Met deze nadere informatie is gegarandeerd dat de opgeëiste persoon in de detentie-instellingen in Roemenië waar de opgeëiste persoon waarschijnlijk zal worden gedetineerd de beschikking zal hebben over individuele celruimte van minimaal 3m2, daarbij de sanitaire voorzieningen niet inbegrepen.
Gelet op het voorgaande staat artikel 11 OLW niet in de weg aan het toestaan van de overlevering van de opgeëiste persoon. Het verweer wordt verworpen.

6.Slotsom

Nu is vastgesteld dat het EAB voldoet aan de eisen van artikel 2 OLW, er een garantie is gegeven als bedoeld in artikel 12 sub d OLW, er geen weigeringsgronden aan de overlevering in de weg staan en er geen sprake is van een geval waarin aan het EAB geen gevolg mag worden gegeven, dient de rechtbank de overlevering toe te staan.

7.Toepasselijke wetsbepalingen

De artikelen 311, 300 en 47 van het Wetboek van Strafrecht, de artikelen 107 en 178 van de Wegenverkeerswet 1994 en de artikelen 2, 5 en 7 OLW.

8.Beslissing

STAAT TOEde overlevering van
[opgeëiste persoon]aan de
Bărlad court(Roemenië).
Aldus gedaan door
mr.

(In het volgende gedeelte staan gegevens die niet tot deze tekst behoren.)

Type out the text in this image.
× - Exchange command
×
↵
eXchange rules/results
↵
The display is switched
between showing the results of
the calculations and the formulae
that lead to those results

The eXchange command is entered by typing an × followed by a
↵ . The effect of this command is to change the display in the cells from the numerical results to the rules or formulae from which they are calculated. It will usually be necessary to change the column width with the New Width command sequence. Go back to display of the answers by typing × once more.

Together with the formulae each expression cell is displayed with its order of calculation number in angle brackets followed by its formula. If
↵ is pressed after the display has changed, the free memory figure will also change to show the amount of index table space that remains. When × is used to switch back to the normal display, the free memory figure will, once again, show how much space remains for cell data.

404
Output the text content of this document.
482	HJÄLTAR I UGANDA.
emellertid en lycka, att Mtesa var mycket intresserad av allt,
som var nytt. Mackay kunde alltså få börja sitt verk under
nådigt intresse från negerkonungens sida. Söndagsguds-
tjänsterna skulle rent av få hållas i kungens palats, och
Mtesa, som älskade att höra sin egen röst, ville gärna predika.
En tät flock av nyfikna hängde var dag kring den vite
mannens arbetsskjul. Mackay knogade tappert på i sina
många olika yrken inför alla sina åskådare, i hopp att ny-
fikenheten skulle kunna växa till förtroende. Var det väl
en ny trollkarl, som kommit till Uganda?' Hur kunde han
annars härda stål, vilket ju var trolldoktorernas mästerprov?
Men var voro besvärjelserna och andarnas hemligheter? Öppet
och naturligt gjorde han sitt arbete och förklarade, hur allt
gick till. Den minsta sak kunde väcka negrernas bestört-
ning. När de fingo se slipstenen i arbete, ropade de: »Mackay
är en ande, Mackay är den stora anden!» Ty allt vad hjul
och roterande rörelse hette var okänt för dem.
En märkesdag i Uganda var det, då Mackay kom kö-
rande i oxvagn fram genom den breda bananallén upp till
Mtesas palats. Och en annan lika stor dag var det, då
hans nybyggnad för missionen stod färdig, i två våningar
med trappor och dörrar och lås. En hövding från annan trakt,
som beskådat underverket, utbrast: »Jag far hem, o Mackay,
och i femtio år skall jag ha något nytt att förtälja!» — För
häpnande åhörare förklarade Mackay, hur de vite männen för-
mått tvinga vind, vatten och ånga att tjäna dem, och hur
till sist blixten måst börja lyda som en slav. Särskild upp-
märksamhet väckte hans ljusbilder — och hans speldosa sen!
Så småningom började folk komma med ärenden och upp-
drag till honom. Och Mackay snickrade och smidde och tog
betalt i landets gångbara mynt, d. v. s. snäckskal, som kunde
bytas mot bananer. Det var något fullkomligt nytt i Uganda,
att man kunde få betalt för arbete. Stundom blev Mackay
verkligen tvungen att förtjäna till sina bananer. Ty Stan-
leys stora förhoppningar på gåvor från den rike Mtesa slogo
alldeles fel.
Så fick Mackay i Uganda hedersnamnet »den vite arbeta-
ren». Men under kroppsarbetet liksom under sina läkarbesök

J.A.A.G. de Vries, voorzitter,
mrs. J.P.W. Helmonds en J.H. Beestman, rechters,
in tegenwoordigheid van mr. M.A. Dijk, griffier,
en uitgesproken ter openbare zitting van 17 november 2021.
Ingevolge artikel 29, tweede lid, OLW staat tegen deze uitspraak geen gewoon rechtsmiddel open.